Cowardly McAleese Afraid of Upsetting Chinese - Reports

You would think, judging by the rhetoric of fortnightly slot to complain on the Irish State's Late Late Show, that former President Mary McAleese was one of the most trailblazing, brave and death defying politicians on Earth.

In reality, she is not any one of those things. Apart from being a politician maybe, that part is certainly true.

McAleese will regularly paint herself as someone who will pull no punches in sticking it to ‘the man’. Only when suits her of course. For example, she will compare Unionists to Nazis in one breath, while fawning over their Queen during a State visit in the next. She will write books about the Irish Martyrs one moment, then receive Communion in a Protestant Church in the next. She will demand a Synodal Church one minute, then put herself front and centre of discussions the next as if she is not the President of Ireland and just some humble lay woman.

A new story in the Sunday Independent today puts McAleese in a whole new light.

The story involves the brave, open and tolerant McAleese refusing to honour the Dalai Lama and bowing to China in the process.

In recent years, McAleese has served on the board of Protestant University Trinity College. The controversial institution once banned Catholics from attending and is still today seen as a cold house for them.

The Sunday Independent reports that in 2019, the board met to discuss potentially awarding an honorary degree to the Dalai Lama. The board had already agreed to honour the Tibetan leader but were reconsidering it as a British institution had had to apologise for their honouring of him some years earlier.

McAleese, according to the article, was the most vocal about bowing to China and refusing to honour the Dalai Lama out of fear.

Irish universities in recent years have become play things of the Chinese Communist Party, with University College Dublin allowing the globally discredited Confusicus Institute to operate on campus.

The Sunday Independent states:

“Chinese universities provided the fourth highest amount of non-EU collaborations with Trinity over the previous 10 years, with 581 co-publications.


The paper set out how Trinity had established a Beijing office to help it recruit Chinese students. It has social media accounts on WeChat and WeiBo.

There were 338 Chinese students enrolled in Trinity College that year (2019), and the university had 20 strategic partnerships signed with Chinese institutions”.

The article outlines how the ‘brave’ McAleese was so terrified of China as President that she would only meet the Dalai Lama in Northern Ireland.

It also says:

“She said honouring the Tibetan monk would undoubtedly cause “serious” problems and consequences with the Chinese ambassador, and added that the Chinese would interpret the award as looking for trouble, as China regarded him as a religious-political leader.”

McAleese said that since Pope Francis did not receive an honour, they could simply present their decision as one of religious impartiality. Rather than say, cowardice. Which is what it really was.

The article alao says “Ms McAleese said there would not only be repercussions for Trinity, but for the Irish government as well. This was the realpolitik, she added”.

McAleese has appointed herself as a serious commentator and influencer regarding the Irish Synod.
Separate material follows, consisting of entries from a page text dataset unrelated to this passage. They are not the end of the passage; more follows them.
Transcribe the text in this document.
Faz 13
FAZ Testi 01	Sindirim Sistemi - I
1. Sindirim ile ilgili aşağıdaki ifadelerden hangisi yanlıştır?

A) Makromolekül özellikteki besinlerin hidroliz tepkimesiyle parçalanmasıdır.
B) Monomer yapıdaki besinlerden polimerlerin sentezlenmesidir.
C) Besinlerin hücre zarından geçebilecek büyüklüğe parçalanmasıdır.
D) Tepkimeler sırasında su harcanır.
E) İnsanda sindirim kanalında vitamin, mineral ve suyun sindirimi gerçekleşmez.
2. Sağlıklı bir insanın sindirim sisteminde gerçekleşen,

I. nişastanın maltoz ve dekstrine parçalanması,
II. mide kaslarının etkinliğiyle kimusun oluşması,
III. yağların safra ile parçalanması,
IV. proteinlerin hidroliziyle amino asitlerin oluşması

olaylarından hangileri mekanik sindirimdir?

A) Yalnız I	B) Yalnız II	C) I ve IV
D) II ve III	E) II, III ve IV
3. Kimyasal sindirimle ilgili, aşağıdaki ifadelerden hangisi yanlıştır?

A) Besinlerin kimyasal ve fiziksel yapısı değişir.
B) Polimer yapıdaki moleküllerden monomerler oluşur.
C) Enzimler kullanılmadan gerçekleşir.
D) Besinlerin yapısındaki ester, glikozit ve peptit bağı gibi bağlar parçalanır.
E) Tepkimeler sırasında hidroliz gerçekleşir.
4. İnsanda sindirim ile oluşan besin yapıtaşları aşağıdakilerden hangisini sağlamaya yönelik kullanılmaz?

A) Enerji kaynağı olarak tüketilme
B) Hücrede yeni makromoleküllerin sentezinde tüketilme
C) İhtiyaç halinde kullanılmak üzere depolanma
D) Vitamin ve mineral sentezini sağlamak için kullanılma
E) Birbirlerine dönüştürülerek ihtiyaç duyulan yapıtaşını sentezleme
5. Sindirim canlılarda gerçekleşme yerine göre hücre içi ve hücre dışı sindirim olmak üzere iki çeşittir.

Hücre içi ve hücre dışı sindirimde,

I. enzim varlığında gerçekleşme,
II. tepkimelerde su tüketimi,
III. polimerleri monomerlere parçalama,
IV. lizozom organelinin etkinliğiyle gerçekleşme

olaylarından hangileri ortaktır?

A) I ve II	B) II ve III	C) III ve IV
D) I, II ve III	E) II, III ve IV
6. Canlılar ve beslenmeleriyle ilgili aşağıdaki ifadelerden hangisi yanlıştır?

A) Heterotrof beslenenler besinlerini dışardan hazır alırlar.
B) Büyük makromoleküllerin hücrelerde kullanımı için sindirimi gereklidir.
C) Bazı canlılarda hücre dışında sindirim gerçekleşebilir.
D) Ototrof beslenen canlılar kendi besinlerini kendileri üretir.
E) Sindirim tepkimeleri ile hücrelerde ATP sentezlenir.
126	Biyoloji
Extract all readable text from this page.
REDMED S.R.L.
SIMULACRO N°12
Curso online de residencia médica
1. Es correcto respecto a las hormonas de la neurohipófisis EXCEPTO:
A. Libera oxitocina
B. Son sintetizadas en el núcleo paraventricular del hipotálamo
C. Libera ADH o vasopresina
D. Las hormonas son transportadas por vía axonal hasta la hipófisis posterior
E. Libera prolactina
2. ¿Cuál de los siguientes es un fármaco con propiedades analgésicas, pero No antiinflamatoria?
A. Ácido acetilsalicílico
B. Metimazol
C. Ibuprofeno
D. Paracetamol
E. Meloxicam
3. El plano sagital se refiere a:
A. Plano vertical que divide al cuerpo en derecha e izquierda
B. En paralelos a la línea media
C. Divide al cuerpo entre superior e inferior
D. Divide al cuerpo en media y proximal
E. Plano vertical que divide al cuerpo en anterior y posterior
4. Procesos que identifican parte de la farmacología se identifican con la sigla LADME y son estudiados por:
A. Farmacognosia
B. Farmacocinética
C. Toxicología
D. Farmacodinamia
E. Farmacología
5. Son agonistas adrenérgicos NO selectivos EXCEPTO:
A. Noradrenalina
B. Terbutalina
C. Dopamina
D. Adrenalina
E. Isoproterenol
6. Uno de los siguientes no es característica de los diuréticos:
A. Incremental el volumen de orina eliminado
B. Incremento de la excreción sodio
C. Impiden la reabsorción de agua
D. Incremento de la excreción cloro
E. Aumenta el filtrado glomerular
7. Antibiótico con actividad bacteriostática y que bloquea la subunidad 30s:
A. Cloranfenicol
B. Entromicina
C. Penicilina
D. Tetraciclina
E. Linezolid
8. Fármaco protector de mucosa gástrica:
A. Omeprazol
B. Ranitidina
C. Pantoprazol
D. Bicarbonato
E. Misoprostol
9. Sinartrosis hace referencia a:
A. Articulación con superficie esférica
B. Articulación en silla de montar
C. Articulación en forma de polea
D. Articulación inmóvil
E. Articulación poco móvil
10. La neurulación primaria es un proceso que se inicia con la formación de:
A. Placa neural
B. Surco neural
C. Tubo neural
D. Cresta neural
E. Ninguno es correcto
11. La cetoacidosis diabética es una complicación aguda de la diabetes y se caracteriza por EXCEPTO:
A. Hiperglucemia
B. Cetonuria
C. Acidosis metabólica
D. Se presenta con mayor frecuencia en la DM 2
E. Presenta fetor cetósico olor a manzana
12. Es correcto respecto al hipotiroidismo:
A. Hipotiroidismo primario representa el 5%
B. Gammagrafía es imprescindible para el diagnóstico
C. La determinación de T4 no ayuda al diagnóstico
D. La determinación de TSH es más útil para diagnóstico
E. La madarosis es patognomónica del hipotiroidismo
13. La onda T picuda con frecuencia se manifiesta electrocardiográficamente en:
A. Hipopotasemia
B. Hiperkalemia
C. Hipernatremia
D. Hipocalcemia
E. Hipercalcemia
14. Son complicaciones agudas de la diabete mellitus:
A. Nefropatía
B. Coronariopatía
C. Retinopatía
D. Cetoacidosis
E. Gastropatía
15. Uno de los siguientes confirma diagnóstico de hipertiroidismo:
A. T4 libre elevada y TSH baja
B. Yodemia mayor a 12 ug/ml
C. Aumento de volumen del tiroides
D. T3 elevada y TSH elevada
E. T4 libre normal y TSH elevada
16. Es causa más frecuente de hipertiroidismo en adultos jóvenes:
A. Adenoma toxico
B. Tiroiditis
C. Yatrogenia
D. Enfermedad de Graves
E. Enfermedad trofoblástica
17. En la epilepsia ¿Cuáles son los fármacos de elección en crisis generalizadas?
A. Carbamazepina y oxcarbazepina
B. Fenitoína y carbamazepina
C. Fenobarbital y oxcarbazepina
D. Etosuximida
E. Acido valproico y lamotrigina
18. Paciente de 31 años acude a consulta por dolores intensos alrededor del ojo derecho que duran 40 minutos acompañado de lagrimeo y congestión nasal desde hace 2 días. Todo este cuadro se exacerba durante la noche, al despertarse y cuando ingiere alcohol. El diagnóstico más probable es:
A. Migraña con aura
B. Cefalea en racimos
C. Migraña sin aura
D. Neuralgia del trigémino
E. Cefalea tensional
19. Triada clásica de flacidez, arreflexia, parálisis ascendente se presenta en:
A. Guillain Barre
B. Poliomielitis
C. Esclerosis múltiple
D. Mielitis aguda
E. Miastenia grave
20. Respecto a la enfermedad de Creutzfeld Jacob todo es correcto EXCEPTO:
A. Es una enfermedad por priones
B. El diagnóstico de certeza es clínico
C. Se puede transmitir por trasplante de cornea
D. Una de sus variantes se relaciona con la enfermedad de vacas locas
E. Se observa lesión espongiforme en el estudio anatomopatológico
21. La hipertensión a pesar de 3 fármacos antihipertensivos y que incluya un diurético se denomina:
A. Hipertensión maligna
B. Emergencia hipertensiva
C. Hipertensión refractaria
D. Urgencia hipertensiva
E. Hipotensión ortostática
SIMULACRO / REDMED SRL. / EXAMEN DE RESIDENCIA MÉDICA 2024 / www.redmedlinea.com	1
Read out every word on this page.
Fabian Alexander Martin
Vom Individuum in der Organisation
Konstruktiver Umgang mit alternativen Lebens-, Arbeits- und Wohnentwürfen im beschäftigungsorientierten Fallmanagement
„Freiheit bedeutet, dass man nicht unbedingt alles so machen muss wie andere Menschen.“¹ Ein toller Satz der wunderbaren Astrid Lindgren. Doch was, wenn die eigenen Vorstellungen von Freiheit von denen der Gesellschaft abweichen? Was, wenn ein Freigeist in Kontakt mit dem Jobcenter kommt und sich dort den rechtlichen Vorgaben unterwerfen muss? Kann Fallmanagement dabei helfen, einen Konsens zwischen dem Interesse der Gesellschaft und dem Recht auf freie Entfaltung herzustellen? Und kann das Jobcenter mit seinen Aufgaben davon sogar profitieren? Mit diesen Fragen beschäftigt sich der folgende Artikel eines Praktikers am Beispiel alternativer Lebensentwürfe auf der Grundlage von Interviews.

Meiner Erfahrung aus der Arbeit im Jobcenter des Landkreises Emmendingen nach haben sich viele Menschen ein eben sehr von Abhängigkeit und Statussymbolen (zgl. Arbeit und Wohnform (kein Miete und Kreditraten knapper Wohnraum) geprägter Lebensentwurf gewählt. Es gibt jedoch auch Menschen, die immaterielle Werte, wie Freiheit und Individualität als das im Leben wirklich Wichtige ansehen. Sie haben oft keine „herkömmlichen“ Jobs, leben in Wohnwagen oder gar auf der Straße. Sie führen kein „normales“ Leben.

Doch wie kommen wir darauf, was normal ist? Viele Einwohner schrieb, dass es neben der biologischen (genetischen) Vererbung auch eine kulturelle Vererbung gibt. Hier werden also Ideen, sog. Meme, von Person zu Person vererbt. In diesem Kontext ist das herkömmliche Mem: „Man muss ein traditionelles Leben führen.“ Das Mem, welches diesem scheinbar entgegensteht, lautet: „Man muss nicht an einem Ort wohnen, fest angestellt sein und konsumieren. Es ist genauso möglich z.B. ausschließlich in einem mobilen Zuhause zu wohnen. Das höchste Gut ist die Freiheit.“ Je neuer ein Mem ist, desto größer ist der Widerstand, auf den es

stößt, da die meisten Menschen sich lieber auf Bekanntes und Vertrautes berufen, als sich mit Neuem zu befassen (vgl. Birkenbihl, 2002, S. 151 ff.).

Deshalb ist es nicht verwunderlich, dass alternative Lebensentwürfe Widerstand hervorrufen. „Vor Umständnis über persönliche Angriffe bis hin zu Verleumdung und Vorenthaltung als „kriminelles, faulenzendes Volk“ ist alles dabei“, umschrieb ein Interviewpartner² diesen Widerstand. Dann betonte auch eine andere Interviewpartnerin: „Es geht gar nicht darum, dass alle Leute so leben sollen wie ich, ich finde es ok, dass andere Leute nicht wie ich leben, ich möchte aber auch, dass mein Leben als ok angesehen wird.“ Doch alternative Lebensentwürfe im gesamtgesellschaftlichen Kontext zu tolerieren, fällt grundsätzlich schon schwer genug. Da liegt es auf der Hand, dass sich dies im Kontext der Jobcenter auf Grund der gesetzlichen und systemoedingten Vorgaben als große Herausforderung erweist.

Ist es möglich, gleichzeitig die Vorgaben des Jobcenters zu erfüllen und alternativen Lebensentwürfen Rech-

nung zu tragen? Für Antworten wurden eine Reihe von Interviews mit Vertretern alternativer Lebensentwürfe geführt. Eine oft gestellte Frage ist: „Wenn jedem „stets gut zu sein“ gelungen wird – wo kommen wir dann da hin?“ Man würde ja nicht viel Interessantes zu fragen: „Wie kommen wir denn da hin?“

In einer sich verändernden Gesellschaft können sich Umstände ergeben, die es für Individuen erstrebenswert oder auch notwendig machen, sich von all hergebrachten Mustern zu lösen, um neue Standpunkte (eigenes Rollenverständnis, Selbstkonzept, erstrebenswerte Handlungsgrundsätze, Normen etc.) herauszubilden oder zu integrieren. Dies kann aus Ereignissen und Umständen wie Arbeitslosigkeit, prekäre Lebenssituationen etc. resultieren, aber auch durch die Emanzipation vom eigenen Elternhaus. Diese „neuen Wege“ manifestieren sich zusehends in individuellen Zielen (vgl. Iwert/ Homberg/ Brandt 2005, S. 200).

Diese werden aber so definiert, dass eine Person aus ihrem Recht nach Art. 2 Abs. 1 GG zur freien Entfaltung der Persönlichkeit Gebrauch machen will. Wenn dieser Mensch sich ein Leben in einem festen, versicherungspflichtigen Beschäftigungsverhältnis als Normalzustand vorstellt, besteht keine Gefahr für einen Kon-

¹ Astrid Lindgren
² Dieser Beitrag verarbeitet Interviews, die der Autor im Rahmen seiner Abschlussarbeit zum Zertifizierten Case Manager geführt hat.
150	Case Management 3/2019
This must end immediately and no longer be entertained by Irish Catholics.

Firstly, her apparent cowardice is appalling. Her endless haranguing of Catholics does seem to be, as we always suspected, because we allow her to do so.

Secondly, her treatment of the Dalai Lama is not just an embarrassment for its inconsideration of Tibet and the underground church in China, but a flagrant disregard for Vatican II document Nostra Aetate and for the Dalai Lama himself, who honoured Saint Brigid when he came to Ireland in 2013.

Perhaps, amid all of her drivel and bluster, we can recall that it was people like Cardinal Zen who did stand up to the Chinese. We can also recall that the Brigidine Order in Kildare had the guts to meet with the Dalai Lama on Irish soil. It is ordinary everyday Christians who face down the might of the Chinese Communist Party, while the elites only think of themselves.

If the Irish Synod is to take itself seriously over the coming years, it must stop listening to cowardly voices just because they make the most noise.